Há muitos pontos em comum entre Ruffin e Mélenchon, ambos os quais indicaram que as suas posições poderiam ser reconciliadas. A liderança da LFI criou vários grupos de trabalho dedicados a conquistar as áreas rurais. Também mobilizaram uma série de chamadas "caravanas populares": quadros que são enviados para círculos eleitorais estratégicos para interagir com a população e depois transmitir as suas opiniões ao aparelho central do partido. Para os mélenchonistes, a LFI ainda poderia tornar-se um partido de massa, intensificando essas campanhas e fornecendo serviços locais, como a distribuição de alimentos a comunidades desfavorecidas. No entanto, quando se trata das prioridades gerais do partido, a divergência permanece acentuada. Ruffin enfatiza a necessidade de alterar a atual distribuição dos eleitores, enquanto Mélenchon pretende ampliar o eleitorado total. A primeira abordagem implica ir além do populismo, enquanto a segunda significa refiná-lo e intensificá-lo. Os dois lados discordam sobre até que ponto as sondagens oficiais subestimam Mélenchon e se há eleitores potenciais suficientes nos subúrbios para impulsioná-lo ao poder.

Quem quer que lidere a LFI até 2027 terá de apelar às partes da sociedade francesa que estão desencantadas, mas que atualmente não têm qualquer ligação com a esquerda. Este problema é exemplificado pelos protestos contínuos dos agricultores. Tal como aconteceu com anteriores episódios de agitação, o governo está tentando travar as manifestações enquanto os partidos à sua esquerda e à sua direita competem para capitalizar politicamente. Aqui, a LFI deveria estar numa posição vantajosa, uma vez que o seu manifesto apela a uma reforma agrícola radical - repudiando os acordos de comércio livre aprovados no Parlamento Europeu - e um dos seus aliados, a Confederação Paysanne, está entre os organizadores do movimento. No entanto, o partido tem lutado para ganhar uma posição segura, em parte devido à ênfase dada pelos meios de comunicação social aos elementos reacionários dos protestos e à sua rejeição do ambientalismo. Em uma tentativa de mudar a maré, Ruffin tem estado lado a lado com agricultores no Salon International de l'Agriculture anual, que Mélenchon boicotou durante a última década, acolhendo o seu próprio salão, promovendo a agricultura camponesa em detrimento do agronegócio. No entanto, nenhum deles conseguiu apresentar o seu partido como um veículo para os interesses dos agricultores.

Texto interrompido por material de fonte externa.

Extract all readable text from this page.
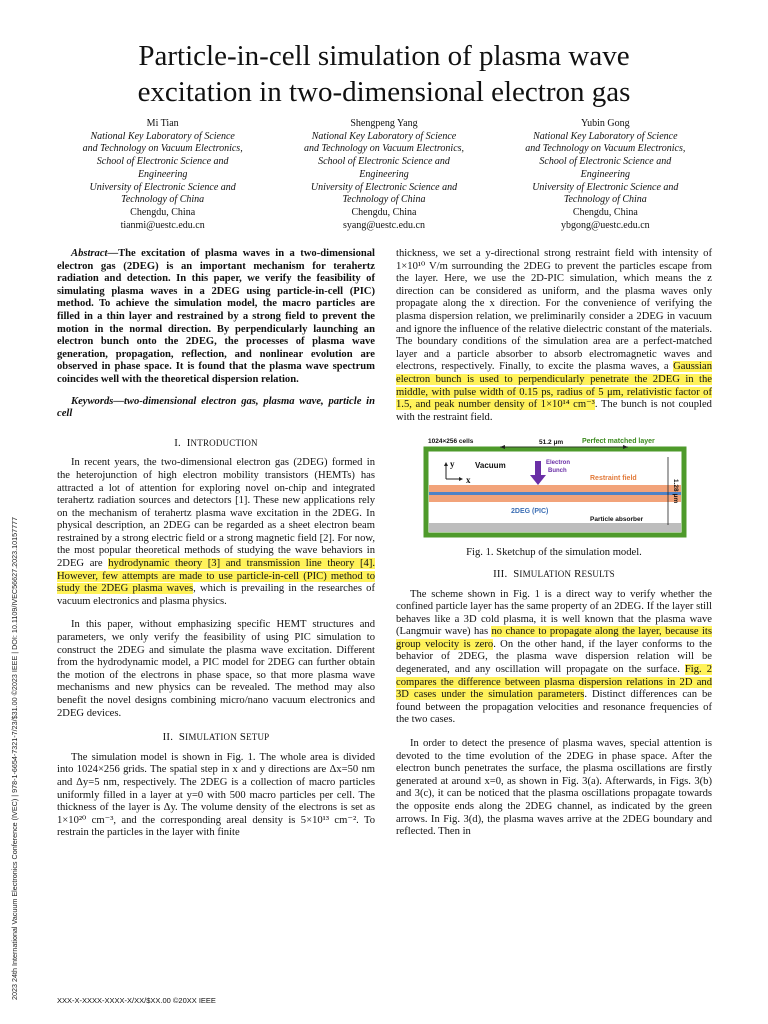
Particle-in-cell simulation of plasma wave
excitation in two-dimensional electron gas
Mi Tian
National Key Laboratory of Science
and Technology on Vacuum Electronics,
School of Electronic Science and
Engineering
University of Electronic Science and
Technology of China
Chengdu, China
tianmi@uestc.edu.cn
Shengpeng Yang
National Key Laboratory of Science
and Technology on Vacuum Electronics,
School of Electronic Science and
Engineering
University of Electronic Science and
Technology of China
Chengdu, China
syang@uestc.edu.cn
Yubin Gong
National Key Laboratory of Science
and Technology on Vacuum Electronics,
School of Electronic Science and
Engineering
University of Electronic Science and
Technology of China
Chengdu, China
ybgong@uestc.edu.cn
2023 24th International Vacuum Electronics Conference (IVEC) | 978-1-6654-7321-7/23/$31.00 ©2023 IEEE | DOI: 10.1109/IVEC56627.2023.10157777

Abstract—The excitation of plasma waves in a two-dimensional electron gas (2DEG) is an important mechanism for terahertz radiation and detection. In this paper, we verify the feasibility of simulating plasma waves in a 2DEG using particle-in-cell (PIC) method. To achieve the simulation model, the macro particles are filled in a thin layer and restrained by a strong field to prevent the motion in the normal direction. By perpendicularly launching an electron bunch onto the 2DEG, the processes of plasma wave generation, propagation, reflection, and nonlinear evolution are observed in phase space. It is found that the plasma wave spectrum coincides well with the theoretical dispersion relation.

Keywords—two-dimensional electron gas, plasma wave, particle in cell

I. INTRODUCTION

In recent years, the two-dimensional electron gas (2DEG) formed in the heterojunction of high electron mobility transistors (HEMTs) has attracted a lot of attention for exploring novel on-chip and integrated terahertz radiation sources and detectors [1]. These new applications rely on the mechanism of terahertz plasma wave excitation in the 2DEG. In physical description, an 2DEG can be regarded as a sheet electron beam restrained by a strong electric field or a strong magnetic field [2]. For now, the most popular theoretical methods of studying the wave behaviors in 2DEG are hydrodynamic theory [3] and transmission line theory [4]. However, few attempts are made to use particle-in-cell (PIC) method to study the 2DEG plasma waves, which is prevailing in the researches of vacuum electronics and plasma physics.

In this paper, without emphasizing specific HEMT structures and parameters, we only verify the feasibility of using PIC simulation to construct the 2DEG and simulate the plasma wave excitation. Different from the hydrodynamic model, a PIC model for 2DEG can further obtain the motion of the electrons in phase space, so that more plasma wave mechanisms and new physics can be revealed. The method may also benefit the novel designs combining micro/nano vacuum electronics and 2DEG devices.

II. SIMULATION SETUP

The simulation model is shown in Fig. 1. The whole area is divided into 1024×256 grids. The spatial step in x and y directions are Δx=50 nm and Δy=5 nm, respectively. The 2DEG is a collection of macro particles uniformly filled in a layer at y=0 with 500 macro particles per cell. The thickness of the layer is Δy. The volume density of the electrons is set as 1×10²⁰ cm⁻³, and the corresponding areal density is 5×10¹³ cm⁻². To restrain the particles in the layer with finite

thickness, we set a y-directional strong restraint field with intensity of 1×10¹⁰ V/m surrounding the 2DEG to prevent the particles escape from the layer. Here, we use the 2D-PIC simulation, which means the z direction can be considered as uniform, and the plasma waves only propagate along the x direction. For the convenience of verifying the plasma dispersion relation, we preliminarily consider a 2DEG in vacuum and ignore the influence of the relative dielectric constant of the materials. The boundary conditions of the simulation area are a perfect-matched layer and a particle absorber to absorb electromagnetic waves and electrons, respectively. Finally, to excite the plasma waves, a Gaussian electron bunch is used to perpendicularly penetrate the 2DEG in the middle, with pulse width of 0.15 ps, radius of 5 μm, relativistic factor of 1.5, and peak number density of 1×10¹⁴ cm⁻³. The bunch is not coupled with the restraint field.

1024×256 cells	51.2 μm	Perfect matched layer
Vacuum	Electron
Bunch
Restraint field
y
x
2DEG (PIC)
Particle absorber
1.28 μm
Fig. 1. Sketchup of the simulation model.
III. SIMULATION RESULTS

The scheme shown in Fig. 1 is a direct way to verify whether the confined particle layer has the same property of an 2DEG. If the layer still behaves like a 3D cold plasma, it is well known that the plasma wave (Langmuir wave) has no chance to propagate along the layer, because its group velocity is zero. On the other hand, if the layer conforms to the behavior of 2DEG, the plasma wave dispersion relation will be degenerated, and any oscillation will propagate on the surface. Fig. 2 compares the difference between plasma dispersion relations in 2D and 3D cases under the simulation parameters. Distinct differences can be found between the propagation velocities and resonance frequencies of the two cases.

In order to detect the presence of plasma waves, special attention is devoted to the time evolution of the 2DEG in phase space. After the electron bunch penetrates the surface, the plasma oscillations are firstly generated at around x=0, as shown in Fig. 3(a). Afterwards, in Figs. 3(b) and 3(c), it can be noticed that the plasma oscillations propagate towards the opposite ends along the 2DEG channel, as indicated by the green arrows. In Fig. 3(d), the plasma waves arrive at the 2DEG boundary and reflected. Then in

XXX-X-XXXX-XXXX-X/XX/$XX.00 ©20XX IEEE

Nos próximos anos, as duas fações terão de responder a uma série de questões difíceis. É possível mudar a lealdade dos eleitores de Le Pen? Poderá isto ser alcançado sem alienar a atual base eleitoral da LFI? E a aliança com o centro-esquerda corre o risco de corromper o projeto? Por outro lado, será a estratégia de conflito constante capaz de atingir um público mais amplo? Poderá a esquerda radical vencer sem a centro-esquerda? Existe um número suficiente de abstencionistas que poderiam ser ativados? Qualquer que seja o rumo que o partido tome, terá de operar em um clima político turbulento que é cada vez mais hostil à esquerda. As instituições da Quinta República - o Estado, os meios de comunicação social, os principais partidos, as grandes empresas, a polícia - estão determinadas a esmagar a rebelião que a LFI representa. Reverter a tendência reacionária da França será uma tarefa hercúlea.